Yemekte et varsa kesmek için yardım isteyip istemediğini sorun; yemeklerin yerlerini ayrıntılı olarak tarif edin.
Yatılı olarak evinize geldiğinde ona tuvaletin, gardırobun, pencerenin, prizin, elektrik düğmelerinin, yerlerini gösterin. Ayrıca ışıkların açık olup olmadığını bilmek isteyebilir.
Eğer arzu ederseniz sizinle körlüğü hakkında konuşabilir ama bu eski bir hikâyedir. Oysa sizin olduğu gibi bir görmeyen arkadaşınızın da ilgilendiği birçok konu vardır.

Öğrenme yetersizliği olan bir bireyin yeteneklerini ortaya çıkarabilmesi için aşağıdakilere dikkat etmeniz yararlı olacaktır.
Anlatımınızın açık olmasına dikkat edin.
Bilinen kelimelerin kullanılması onun sizi anlamasını sağlayacaktır. 
Cümleler kısa kullanılmalıdır. 
Konuşmanız güven vermeli, öğrenme yetersizliği olanların anlayamayacağı farklı sorular sorulmamalıdır. 
Somut tecrübelerle ilgili sorular sorulmalıdır. Örneğin, “Dün evde neler yaptın ?” gibi. 
Mecazlar kullanmaktan kaçınılmalıdır. Örneğin, “biz burada rüzgar gibi çalışırız” gibi mecazi anlamlı cümleler onun için bir anlam ifade etmeyebilir.
Karmaşık sorular sorulmamalıdır. Örneğin, “şimdiye kadarki en büyük başarın nedir? ” yerine, “önceki işinde veya okulda iken en iyi neyi yapardın? ” gibi sorular sorulmalıdır. 
Kuramsal sorular sorulmamalıdır. Örneğin, “eğer fotokopi makinesi bozulsaydı sen ne yapardın?” sorusunun şu şekilde sorulması daha iyidir “eski işinde çalışırken fotokopi makinesi bozuldu mu? Fotokopi makinesi bozuk iken sen ne yaptın?” 

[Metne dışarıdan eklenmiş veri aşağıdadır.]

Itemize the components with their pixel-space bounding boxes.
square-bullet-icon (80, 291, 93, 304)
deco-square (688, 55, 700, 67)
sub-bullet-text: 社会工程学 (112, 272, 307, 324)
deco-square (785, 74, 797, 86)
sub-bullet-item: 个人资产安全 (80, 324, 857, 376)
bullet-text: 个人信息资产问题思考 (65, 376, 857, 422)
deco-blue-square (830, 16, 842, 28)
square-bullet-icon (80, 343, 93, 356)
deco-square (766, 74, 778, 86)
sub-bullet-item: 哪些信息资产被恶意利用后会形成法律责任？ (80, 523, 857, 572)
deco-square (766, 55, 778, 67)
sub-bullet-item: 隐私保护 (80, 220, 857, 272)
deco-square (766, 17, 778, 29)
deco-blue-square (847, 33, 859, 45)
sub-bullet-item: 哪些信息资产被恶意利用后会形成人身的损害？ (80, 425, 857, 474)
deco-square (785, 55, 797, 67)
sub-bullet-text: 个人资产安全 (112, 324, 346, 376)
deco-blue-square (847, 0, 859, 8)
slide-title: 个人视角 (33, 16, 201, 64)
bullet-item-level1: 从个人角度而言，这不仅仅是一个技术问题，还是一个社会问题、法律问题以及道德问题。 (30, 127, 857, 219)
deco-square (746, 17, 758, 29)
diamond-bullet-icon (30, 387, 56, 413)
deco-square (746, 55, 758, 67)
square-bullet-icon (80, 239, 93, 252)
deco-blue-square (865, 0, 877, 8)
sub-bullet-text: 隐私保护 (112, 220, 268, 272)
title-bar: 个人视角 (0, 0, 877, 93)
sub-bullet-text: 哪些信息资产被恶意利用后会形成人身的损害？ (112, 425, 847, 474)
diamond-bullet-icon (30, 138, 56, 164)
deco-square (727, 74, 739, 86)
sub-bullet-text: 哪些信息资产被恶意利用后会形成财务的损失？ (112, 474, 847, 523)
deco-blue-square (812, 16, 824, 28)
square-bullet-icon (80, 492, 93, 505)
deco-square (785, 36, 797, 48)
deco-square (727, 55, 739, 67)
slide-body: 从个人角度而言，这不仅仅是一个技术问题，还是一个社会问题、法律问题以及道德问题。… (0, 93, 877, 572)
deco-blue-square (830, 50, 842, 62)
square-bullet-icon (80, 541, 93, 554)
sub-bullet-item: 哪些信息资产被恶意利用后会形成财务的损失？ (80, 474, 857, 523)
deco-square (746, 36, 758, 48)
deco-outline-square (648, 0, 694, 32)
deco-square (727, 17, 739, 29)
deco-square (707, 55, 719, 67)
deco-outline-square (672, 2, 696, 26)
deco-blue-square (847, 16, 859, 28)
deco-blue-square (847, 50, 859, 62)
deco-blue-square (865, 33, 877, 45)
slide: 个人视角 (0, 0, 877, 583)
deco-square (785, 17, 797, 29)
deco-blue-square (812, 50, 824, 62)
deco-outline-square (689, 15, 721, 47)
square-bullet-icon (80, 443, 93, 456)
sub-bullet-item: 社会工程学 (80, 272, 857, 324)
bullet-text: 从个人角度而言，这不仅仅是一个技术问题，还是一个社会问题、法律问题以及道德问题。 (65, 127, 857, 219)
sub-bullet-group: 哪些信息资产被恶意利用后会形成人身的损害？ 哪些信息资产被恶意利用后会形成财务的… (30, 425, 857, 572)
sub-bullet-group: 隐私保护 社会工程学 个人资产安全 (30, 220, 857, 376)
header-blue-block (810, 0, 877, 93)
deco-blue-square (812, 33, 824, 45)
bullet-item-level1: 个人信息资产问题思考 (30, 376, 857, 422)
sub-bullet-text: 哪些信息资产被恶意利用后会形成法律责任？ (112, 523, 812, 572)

En önemlisi ona zaman ve fırsat tanıyarak, anlayış göstermek öğrenme yetersizliği olan bireye yapacağınız en büyük iyilik olacaktır.

Ne yapacağınızdan emin değilseniz, düşüncenizi geliştirmek için yapabileceğinizi bir uzmana (bir özel eğitimciye, bir sosyal hizmet uzmanına, bir mimara v.b.) soru sormaktan çekinmeyin. Özellikle kamu kurumlarından destek alın.